Vous, je ne sais pas, mais je n'ai jamais vraiment aimé les Myst. Ou les Atlantis, ou tous les jeux comme ça avec des mécanismes compliqués, des leviers à abaisser dans le bon ordre, des codes secrets à décoder, et tout le bordel. Moi, j'aime bien quand les énigmes d'un point-and-click sont plutôt du genre "si je remplace le dentier en bois par ces dents-qui-claquent, ils mettront la bûche dans la cheminée et je pourrai faire du vinaigre", si vous voyez de quoi je parle. Que les énigmes soient un poil tordues, je n'ai rien contre, mieux vaut ça que trop de facilité, mais quitte à me creuser la tête, je préfère que ce soit pour faire progresser une intrigue intéressante ou rigolote, pour débloquer de nouveaux dialogues marrants entre des personnages originaux ou attachants. Mais naviguer sur des écrans fixes pour résoudre des tests de QI, en fait c'est pas mon truc. Et le problème, c'est que c'est à cette catégorie-là de jeux d'aventures que Safecracker appartient.

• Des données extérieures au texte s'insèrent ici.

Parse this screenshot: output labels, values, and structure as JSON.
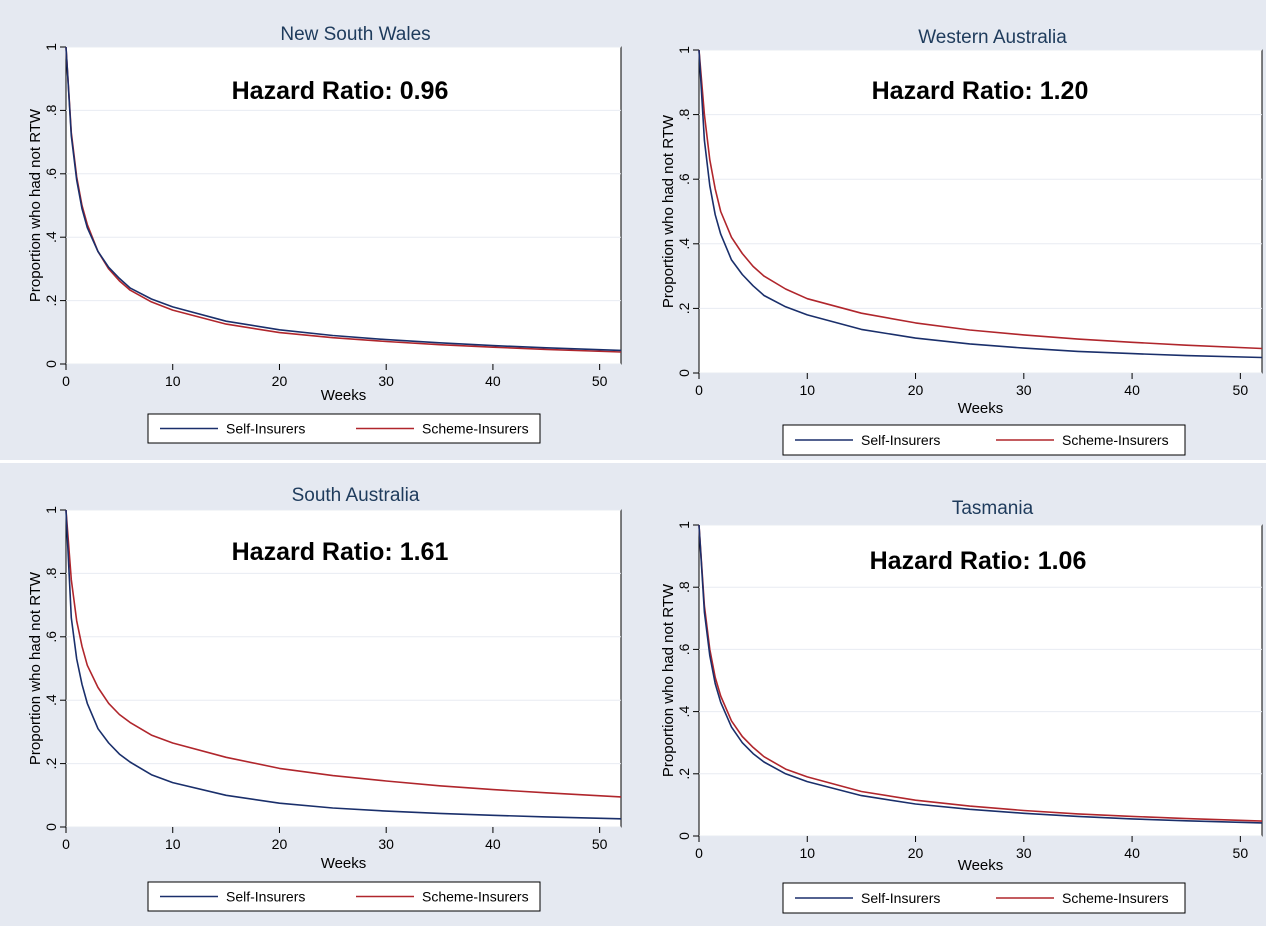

La première énigme est facile et vous donne directement le code d'accès de la porte suivante.
Malheureusement, le niveau de difficulté du jeu s'engage tout de suite après sur une pente super raide...

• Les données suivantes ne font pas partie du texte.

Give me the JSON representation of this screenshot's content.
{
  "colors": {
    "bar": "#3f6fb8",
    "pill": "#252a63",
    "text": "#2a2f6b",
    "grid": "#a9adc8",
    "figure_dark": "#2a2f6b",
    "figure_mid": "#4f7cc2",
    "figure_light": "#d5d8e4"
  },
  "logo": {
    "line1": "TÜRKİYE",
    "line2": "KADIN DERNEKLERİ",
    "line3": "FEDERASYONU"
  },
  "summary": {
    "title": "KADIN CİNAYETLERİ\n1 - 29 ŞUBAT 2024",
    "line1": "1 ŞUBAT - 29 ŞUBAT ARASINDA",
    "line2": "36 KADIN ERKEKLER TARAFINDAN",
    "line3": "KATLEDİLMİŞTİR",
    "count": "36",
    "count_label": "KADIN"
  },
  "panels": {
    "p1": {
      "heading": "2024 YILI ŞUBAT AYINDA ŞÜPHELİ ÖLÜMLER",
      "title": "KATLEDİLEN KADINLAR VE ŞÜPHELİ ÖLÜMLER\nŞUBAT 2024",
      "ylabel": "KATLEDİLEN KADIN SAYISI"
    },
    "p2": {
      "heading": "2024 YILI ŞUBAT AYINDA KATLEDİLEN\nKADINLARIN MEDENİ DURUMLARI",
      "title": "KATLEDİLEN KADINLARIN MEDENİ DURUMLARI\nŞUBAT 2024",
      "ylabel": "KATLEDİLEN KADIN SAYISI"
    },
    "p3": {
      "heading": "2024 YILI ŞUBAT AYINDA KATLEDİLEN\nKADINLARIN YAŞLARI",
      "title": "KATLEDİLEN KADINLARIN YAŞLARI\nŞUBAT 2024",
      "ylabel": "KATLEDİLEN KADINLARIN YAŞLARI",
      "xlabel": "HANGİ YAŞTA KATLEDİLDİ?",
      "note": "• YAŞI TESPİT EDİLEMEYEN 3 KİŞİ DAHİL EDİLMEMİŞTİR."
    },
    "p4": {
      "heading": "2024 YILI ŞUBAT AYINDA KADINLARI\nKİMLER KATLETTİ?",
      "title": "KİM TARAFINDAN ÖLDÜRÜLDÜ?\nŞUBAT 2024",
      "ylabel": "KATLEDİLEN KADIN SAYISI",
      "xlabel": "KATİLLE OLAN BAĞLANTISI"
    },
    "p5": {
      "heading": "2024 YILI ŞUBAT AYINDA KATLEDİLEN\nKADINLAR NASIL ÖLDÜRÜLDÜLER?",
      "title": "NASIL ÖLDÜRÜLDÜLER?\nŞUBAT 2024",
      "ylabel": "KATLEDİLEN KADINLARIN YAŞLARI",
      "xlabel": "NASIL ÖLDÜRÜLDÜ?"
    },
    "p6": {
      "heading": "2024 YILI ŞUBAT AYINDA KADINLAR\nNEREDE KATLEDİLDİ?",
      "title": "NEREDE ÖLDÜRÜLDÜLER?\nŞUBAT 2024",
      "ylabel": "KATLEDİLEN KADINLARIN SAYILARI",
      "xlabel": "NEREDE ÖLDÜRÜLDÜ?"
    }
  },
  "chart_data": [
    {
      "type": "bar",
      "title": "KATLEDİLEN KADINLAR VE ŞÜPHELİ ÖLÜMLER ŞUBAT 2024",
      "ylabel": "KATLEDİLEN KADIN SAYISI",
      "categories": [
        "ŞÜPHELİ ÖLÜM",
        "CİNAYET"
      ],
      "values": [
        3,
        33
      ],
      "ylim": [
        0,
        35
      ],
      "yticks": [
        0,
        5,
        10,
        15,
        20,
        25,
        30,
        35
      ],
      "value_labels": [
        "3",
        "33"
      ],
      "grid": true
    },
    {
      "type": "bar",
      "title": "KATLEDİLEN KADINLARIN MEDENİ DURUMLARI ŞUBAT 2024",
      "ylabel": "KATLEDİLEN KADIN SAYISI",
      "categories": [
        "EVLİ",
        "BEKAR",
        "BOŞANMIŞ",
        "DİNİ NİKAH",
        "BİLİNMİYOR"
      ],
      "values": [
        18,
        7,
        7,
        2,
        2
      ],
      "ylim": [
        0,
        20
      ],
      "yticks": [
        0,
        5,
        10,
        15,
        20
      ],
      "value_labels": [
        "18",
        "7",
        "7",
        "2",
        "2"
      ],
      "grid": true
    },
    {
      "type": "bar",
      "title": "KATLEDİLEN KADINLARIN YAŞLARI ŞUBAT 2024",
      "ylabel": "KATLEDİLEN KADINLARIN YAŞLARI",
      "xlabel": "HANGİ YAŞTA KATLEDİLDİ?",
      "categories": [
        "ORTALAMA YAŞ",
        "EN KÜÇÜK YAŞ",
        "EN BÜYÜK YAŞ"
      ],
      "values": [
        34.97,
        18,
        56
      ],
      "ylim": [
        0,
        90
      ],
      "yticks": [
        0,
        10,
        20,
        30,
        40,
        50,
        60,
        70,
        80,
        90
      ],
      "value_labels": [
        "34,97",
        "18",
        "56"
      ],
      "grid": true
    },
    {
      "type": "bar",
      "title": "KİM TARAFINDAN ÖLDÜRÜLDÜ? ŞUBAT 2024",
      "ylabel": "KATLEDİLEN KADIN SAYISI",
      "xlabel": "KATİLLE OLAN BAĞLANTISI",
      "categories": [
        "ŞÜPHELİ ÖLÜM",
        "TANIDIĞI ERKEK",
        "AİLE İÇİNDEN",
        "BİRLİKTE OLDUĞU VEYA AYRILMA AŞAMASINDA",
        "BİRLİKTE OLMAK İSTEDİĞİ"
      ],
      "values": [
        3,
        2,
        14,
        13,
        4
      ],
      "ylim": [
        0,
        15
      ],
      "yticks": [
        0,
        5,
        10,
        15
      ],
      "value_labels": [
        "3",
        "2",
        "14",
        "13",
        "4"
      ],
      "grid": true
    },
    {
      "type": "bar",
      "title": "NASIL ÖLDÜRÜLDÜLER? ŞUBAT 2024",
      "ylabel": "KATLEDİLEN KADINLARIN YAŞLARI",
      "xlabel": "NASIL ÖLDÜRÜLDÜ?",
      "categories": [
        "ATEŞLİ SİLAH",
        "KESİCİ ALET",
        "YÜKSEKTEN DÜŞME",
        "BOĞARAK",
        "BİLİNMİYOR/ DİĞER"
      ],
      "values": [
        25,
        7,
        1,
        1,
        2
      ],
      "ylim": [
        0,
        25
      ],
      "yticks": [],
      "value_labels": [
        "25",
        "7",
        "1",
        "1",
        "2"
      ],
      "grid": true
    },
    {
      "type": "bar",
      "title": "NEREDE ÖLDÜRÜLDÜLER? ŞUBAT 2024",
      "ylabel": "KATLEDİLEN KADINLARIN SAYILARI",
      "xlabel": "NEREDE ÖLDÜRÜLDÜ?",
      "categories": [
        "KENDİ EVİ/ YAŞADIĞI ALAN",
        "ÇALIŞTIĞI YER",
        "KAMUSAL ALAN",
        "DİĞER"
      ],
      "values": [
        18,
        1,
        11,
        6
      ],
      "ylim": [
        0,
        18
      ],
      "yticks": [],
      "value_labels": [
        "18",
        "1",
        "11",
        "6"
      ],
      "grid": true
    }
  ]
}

Il faut être honnête, le jeu n'est pas foncièrement mal foutu : pour du petit budget c'est pas trop vilain, les puzzles sont variés, le plan de la maison vous évite de tourner en rond en cherchant désespérément coffre suivant puisqu'il indique les emplacements des mécanismes que vous n'avez pas encore débloqués... Le tout premier coffre redonnera même un peu d'espoir aux cerveaux paresseux comme le mien, puisqu'il n'est vraiment pas dur à "craquer". On se dit alors que, si la difficulté augmente progressivement, on va peut-être réussir à s'amuser quand même et qu'on sera content d'avoir ainsi mis ses neurones à l'épreuve...

Une bien bonne idée que ce plan qui indique par des croix tous les mécanismes présents dans la villa,
avec en vert les puzzles déjà résolus. Ca évite de cliquer partout à l'aveuglette pour trouver quoi faire.

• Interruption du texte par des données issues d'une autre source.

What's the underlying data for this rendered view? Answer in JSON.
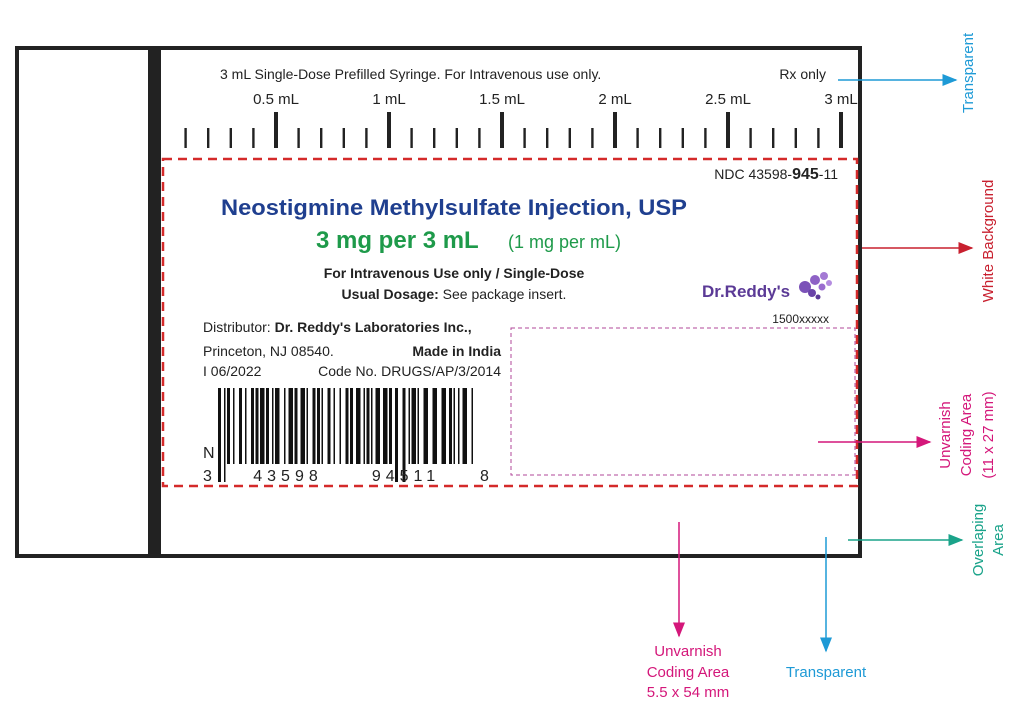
{
  "scale_header": {
    "description": "3 mL Single-Dose Prefilled Syringe. For Intravenous use only.",
    "rx": "Rx only",
    "graduations": [
      "0.5 mL",
      "1 mL",
      "1.5 mL",
      "2 mL",
      "2.5 mL",
      "3 mL"
    ]
  },
  "label": {
    "ndc": {
      "prefix": "NDC 43598-",
      "product_code": "945",
      "suffix": "-11"
    },
    "product_name": "Neostigmine Methylsulfate Injection, USP",
    "strength": "3 mg per 3 mL",
    "concentration": "(1 mg per  mL)",
    "route": "For  Intravenous Use only / Single-Dose",
    "dosage": {
      "label": "Usual Dosage:",
      "text": " See package insert."
    },
    "brand": "Dr.Reddy's",
    "code": "1500xxxxx",
    "distributor": {
      "label": "Distributor:",
      "name": " Dr. Reddy's Laboratories Inc.,"
    },
    "address": "Princeton, NJ 08540.",
    "origin": "Made in India",
    "revision": "I 06/2022",
    "code_no": "Code No. DRUGS/AP/3/2014",
    "barcode": {
      "prefix": "N",
      "digits": [
        "3",
        "43598",
        "94511",
        "8"
      ]
    }
  },
  "annotations": {
    "transparent_top": "Transparent",
    "white_background": "White Background",
    "coding_area_right": [
      "Unvarnish",
      "Coding Area",
      "(11 x 27 mm)"
    ],
    "overlapping_area": [
      "Overlaping",
      "Area"
    ],
    "coding_area_bottom": [
      "Unvarnish",
      "Coding Area",
      "5.5 x 54 mm"
    ],
    "transparent_bottom": "Transparent"
  }
}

Sauf que très vite, on se retrouve face à des coffres bien relous, et l'on regrette vraiment de ne pas pouvoir employer des méthodes de cambriolage un peu moins subtiles à base de pied-de-biche et de dynamite. Ou au moins, que la "courbe d'apprentissage", comme on dit, ne suive pas une pente un peu plus douce. Ou encore, qu'effectuer les manipulations nécessaires au débloquage d'un coffre dont on vient de trouver la solution ne soit pas un peu plus amusant. Car même quand la solution n'est pas très compliquée à comprendre, sa mise en application se révèle souvent très fastidieuse, comme avec cette espèce de jeu de taquin où il faut reconstituer le symbole du dollar en déplaçant les carreaux 4 par 4. Aaaah le taquin quel beau jeu de casse-couilles, j'espère que son inventeur a crevé d'une mort lente, douloureuse et honteuse. Par exemple, en jouant au taquin. Non parce qu'une fois qu'on a compris que l'image à reconstituer était le logo planqué dans un coin de l'écran d'inventaire et d'options, on voudrait juste pouvoir passer à la suite sans avoir à faire les ouatmille rotations de carreaux qui reconstituent l'image. Enfin, sauf quand on aime le taquin, je suppose...

Oh c'est bête, il n'y a plus que 3 pièces mal placées, et pourtant
je sens qu'il va me falloir 462 manipulations supplémentaires pour finir ce putain de puzzle.

Tester un jeu appartenant à un genre que je n'aime pas n'était sans doute pas une bonne idée, je suppose, et j'imagine que pour le fan hardcore de casse-tête qui a déjà épuisé tous les Myst, Zork et RHEM, et a absolument besoin de continuer
à décrypter l'alphabet phénicien en observant dans un miroir le calendrier aztèque pour comprendre dans quel ordre tirer des chevillettes qui feront choir des bobinettes, pour 5 € Safecracker est un produit honnête. Malheureusement, pour le simple amateur de jeu d'aventure, la quasi-absence de scénario n'aide pas à accrocher et on se lassera vite de peiner autant face à ces coffres-forts.